My common town looks so different when I wander it
with a curious stranger, telling the usual stories, how we took
the beer money to put in the grand stained glass windows.
The sky so blue that one could believe in forgiveness,
that our blunders and our grand ambitions will all be forgiven.
So much wasted time, yet the world seems almost intact.
Even the empty chairs are exactly where they should be.
The yellow sign is not the sun. But we get plenty of sun.

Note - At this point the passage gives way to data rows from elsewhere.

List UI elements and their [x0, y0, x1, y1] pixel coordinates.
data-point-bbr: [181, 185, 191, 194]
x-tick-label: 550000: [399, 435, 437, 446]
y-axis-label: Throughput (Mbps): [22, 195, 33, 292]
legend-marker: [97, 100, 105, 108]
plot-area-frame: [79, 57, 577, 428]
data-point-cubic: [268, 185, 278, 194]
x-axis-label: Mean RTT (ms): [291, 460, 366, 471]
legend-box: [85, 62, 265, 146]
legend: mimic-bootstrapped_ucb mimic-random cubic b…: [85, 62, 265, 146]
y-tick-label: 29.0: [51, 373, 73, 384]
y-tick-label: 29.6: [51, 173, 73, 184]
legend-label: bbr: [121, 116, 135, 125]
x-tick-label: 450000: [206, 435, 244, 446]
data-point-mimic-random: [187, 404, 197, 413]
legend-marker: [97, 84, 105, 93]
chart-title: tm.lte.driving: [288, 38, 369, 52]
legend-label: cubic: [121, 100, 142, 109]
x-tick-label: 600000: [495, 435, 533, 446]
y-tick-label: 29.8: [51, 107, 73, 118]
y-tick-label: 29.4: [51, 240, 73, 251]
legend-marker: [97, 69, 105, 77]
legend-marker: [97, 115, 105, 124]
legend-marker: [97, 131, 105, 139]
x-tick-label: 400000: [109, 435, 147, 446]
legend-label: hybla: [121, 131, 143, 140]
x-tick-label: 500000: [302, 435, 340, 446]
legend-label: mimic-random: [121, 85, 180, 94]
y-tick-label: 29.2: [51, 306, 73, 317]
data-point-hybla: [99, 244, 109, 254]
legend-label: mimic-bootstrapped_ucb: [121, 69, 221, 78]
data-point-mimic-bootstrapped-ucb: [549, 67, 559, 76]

The neighbors can talk all morning and we’ll talk right back,
we don’t claim to be great but we are pretty good,
humble too but not in the dark Puritan way, more like
the common unlovely robins than the worms they live on,
the robins that lay their powder-blue eggs and let the shells
fall where they may, the prettiest parts of their lives, tossed
after a week or two. The days scroll past, dusky-rose evenings
glaring at the tv, red dawns groaned into the pillow,
sleeping off the latest mistakes. It would be easier without
the fear. But where do we put that down to rest, whose pockets
are big enough to hide it? It’s true that worry never saved
anybody, but sunny optimism only works for Rudy, and
every time he says Never better! he’s closer to a bruising.
Sure, the bald cypress is beating the odds again, sure
the mallards are shiny and plump with lust and spring,
their eggs warming in the flower beds. Who can live on that?